La percentuale del 70% si riferisce probabilmente ad altre condizioni cliniche, ove i sintomi dello spettro autistico fanno parte di un più ampio quadro di deficit del Sistema Nervoso Centrale e/o di altri organi ed apparati.
Per quanto riguarda lo spettro autistico in quanto tale un’autrice che molto si è dedicata alla ricerca di condizioni genetiche associate è Catalina Betancur di cui si puo’ leggere quanto dice al proposito al link
http://pmsnc.snv.jussieu.fr/index.php/en/betancur
 
« Dans environ 20 % des patients, les TSA sont associés à des anomalies chromosomiques ou à des maladies monogéniques, comme le syndrome de l’X fragile, la sclérose tubéreuse ou le syndrome de Rett. Des mutations rares ont aussi été décrites dans certains gènes (NLGN3, NLGN4X, SHANK3, SHANK2, PTEN, etc.). Par ailleurs, des données récentes montrent que les anomalies du dosage des gènes, consécutives à des microdélétions ou microduplications (copy number variants, CNVs), jouent un rôle important dans les TSA. Cependant, l'étiologie génétique précise demeure inconnue dans la majorité des cas »
 
TSA = troubles du spectre autistique
 
“In circa il 20% dei pazienti i disturbi dello spettro autistico sono associati ad anomalie cromosomiche o a malattie monogeniche…………………
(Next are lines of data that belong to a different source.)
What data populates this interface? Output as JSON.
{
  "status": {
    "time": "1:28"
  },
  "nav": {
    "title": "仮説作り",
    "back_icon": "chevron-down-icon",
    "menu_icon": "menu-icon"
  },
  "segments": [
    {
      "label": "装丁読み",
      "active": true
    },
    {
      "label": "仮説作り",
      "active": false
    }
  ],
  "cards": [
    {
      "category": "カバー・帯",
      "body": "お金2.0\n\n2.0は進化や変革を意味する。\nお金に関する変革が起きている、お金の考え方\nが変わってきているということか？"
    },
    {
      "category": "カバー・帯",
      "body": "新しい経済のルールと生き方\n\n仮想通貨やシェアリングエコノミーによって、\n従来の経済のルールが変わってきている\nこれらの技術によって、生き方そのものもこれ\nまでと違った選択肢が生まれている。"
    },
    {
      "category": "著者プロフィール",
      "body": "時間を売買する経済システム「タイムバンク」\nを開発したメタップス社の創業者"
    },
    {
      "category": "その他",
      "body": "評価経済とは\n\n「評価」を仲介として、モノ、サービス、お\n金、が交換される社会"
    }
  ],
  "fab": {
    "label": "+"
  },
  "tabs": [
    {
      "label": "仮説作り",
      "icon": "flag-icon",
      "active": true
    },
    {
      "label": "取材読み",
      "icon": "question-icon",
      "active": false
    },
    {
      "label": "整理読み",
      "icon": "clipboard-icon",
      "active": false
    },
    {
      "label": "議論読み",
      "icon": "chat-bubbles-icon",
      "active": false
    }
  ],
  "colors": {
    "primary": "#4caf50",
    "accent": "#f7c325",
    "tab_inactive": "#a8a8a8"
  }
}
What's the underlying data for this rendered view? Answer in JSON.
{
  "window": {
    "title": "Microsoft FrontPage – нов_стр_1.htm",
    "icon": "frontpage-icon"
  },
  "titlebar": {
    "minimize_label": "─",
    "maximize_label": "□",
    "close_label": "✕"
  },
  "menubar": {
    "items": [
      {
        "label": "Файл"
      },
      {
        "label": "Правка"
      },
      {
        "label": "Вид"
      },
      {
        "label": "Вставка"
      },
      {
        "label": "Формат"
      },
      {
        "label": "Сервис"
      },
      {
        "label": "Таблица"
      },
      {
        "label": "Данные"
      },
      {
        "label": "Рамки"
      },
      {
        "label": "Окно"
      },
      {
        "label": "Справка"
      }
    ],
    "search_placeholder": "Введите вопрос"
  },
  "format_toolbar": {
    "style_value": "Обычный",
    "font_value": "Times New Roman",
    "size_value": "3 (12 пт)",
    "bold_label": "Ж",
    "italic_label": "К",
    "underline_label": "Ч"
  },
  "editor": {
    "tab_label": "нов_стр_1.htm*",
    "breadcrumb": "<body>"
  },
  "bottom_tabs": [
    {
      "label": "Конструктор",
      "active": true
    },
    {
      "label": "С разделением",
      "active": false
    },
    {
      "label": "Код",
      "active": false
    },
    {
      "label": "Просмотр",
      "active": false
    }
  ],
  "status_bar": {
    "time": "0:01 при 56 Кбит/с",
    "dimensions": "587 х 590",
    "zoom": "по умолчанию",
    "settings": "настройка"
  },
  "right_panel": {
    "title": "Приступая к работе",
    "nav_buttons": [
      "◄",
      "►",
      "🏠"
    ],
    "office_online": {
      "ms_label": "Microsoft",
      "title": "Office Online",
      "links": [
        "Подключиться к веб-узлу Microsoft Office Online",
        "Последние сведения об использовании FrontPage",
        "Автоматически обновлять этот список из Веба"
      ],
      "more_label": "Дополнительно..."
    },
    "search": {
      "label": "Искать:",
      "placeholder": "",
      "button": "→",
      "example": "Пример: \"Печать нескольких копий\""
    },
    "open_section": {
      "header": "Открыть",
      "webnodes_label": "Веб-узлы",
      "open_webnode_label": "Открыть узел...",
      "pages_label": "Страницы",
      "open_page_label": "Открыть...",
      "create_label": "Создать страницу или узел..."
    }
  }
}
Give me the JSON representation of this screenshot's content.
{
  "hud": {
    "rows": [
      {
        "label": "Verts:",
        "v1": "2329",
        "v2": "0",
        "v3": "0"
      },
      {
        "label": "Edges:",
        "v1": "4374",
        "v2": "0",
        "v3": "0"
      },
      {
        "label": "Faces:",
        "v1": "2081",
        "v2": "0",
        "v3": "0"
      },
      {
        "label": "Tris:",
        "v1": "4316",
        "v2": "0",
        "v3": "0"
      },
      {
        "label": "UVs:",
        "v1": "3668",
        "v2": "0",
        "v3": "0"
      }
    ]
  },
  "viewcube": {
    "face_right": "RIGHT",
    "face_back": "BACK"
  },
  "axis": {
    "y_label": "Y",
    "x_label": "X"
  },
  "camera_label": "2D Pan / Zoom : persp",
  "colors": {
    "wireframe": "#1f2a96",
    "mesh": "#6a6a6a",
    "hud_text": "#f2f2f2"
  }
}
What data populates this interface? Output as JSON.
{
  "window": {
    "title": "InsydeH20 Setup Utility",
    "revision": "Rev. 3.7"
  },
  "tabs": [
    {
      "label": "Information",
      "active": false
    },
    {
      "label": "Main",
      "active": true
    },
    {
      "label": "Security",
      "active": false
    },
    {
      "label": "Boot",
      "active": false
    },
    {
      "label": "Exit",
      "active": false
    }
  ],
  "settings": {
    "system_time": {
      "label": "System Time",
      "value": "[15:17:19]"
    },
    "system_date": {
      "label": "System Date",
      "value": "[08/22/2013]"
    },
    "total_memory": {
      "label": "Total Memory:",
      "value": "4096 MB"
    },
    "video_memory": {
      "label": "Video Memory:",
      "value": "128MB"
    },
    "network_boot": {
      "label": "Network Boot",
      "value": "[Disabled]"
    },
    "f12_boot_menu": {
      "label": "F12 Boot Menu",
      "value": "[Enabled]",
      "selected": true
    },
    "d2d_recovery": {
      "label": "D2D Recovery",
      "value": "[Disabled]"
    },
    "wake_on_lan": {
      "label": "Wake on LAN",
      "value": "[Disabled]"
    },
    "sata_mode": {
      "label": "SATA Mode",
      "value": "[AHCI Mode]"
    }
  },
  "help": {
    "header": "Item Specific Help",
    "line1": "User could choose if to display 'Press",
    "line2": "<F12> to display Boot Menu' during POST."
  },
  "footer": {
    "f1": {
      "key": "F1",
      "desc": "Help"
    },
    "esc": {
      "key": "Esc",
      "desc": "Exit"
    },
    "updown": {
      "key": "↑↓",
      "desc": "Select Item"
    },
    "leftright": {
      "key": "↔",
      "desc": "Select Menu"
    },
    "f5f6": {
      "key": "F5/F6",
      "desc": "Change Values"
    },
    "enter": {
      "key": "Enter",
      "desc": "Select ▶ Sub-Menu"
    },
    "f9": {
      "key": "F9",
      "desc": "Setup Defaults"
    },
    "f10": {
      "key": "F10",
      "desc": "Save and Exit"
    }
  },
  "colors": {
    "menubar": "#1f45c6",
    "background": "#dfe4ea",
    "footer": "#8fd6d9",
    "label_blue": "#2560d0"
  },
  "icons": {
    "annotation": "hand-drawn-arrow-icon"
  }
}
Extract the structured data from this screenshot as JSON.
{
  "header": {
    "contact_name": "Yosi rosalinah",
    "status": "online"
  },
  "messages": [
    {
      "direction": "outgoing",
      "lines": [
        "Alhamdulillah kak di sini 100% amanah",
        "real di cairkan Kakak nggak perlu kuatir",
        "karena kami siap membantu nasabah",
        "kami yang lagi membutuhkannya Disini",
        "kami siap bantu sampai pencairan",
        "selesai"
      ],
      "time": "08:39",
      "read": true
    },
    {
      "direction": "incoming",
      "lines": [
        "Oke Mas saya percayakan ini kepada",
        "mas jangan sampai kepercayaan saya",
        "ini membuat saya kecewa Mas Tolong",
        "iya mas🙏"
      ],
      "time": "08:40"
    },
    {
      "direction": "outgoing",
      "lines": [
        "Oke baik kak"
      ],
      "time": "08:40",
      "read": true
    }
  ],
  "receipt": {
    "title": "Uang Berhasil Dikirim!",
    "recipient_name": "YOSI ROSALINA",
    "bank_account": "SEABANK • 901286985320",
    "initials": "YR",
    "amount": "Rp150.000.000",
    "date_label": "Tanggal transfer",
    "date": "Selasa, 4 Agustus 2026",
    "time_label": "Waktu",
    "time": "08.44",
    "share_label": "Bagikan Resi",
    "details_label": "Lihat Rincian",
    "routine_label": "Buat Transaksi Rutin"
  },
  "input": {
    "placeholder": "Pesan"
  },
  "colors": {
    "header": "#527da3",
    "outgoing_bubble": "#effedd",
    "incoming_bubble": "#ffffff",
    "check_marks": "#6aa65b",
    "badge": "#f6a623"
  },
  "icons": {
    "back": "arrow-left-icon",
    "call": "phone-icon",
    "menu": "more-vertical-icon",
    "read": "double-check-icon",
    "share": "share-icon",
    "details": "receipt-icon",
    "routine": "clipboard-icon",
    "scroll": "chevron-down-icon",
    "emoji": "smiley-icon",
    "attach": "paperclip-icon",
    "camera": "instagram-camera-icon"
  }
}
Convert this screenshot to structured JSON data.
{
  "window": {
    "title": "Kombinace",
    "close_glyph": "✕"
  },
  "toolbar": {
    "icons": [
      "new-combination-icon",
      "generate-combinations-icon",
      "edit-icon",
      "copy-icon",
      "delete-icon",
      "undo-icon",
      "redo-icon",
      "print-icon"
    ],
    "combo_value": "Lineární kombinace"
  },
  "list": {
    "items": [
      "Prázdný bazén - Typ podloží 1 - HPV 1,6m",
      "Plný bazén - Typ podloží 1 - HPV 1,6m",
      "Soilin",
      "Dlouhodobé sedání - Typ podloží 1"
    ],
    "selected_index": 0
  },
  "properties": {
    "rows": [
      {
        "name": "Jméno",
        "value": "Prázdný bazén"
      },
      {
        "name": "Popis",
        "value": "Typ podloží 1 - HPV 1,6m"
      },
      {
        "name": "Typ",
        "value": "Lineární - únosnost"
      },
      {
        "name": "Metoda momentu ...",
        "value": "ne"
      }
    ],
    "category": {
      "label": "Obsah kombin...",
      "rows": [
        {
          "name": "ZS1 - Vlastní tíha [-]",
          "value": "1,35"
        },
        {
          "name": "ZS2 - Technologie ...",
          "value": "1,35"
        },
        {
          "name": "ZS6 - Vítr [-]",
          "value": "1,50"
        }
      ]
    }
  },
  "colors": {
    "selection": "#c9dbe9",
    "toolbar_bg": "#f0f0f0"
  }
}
Sono pure descritte mutazioni rare in alcuni geni (NLGN3, NLGN4X, SHANK3, SHANK2, PTEN, etc.).
Dati recenti mostrano che le anomalie del dosaggio dei geni, che conseguono a microdelezioni o micro duplicazioni (copy number variants, CNVs), giocano un ruolo importante nello spettro autistico”
 
Naturalmente, per evidenziare il 20% di casi positivi bisogna sottoporre agli esami genetici tutti i pazienti.
L’ideale sarebbe organizzare una banca biologica in cui tenere un campione di sangue dei pazienti risultati negativi. Su questi campioni si potrebbero fare gli esami che via via diventano disponibili senza richiamare i pazienti.
 
Gli epatologi, che si erano organizzati nel modo sopra descritto qualche decennio fa, hanno sottoposto all’esame per il virus C i campioni tratti dalla emoteca dei pazienti con epatite da causa ignota quando il test è diventato disponibile. Nella grande maggioranza sono risultati positivi e dopo qualche anno si sono rese disponibili terapie antivirali sempre più efficaci.
 
Questa prassi potrebbe essere seguita per tutte le malattie da causa ignota.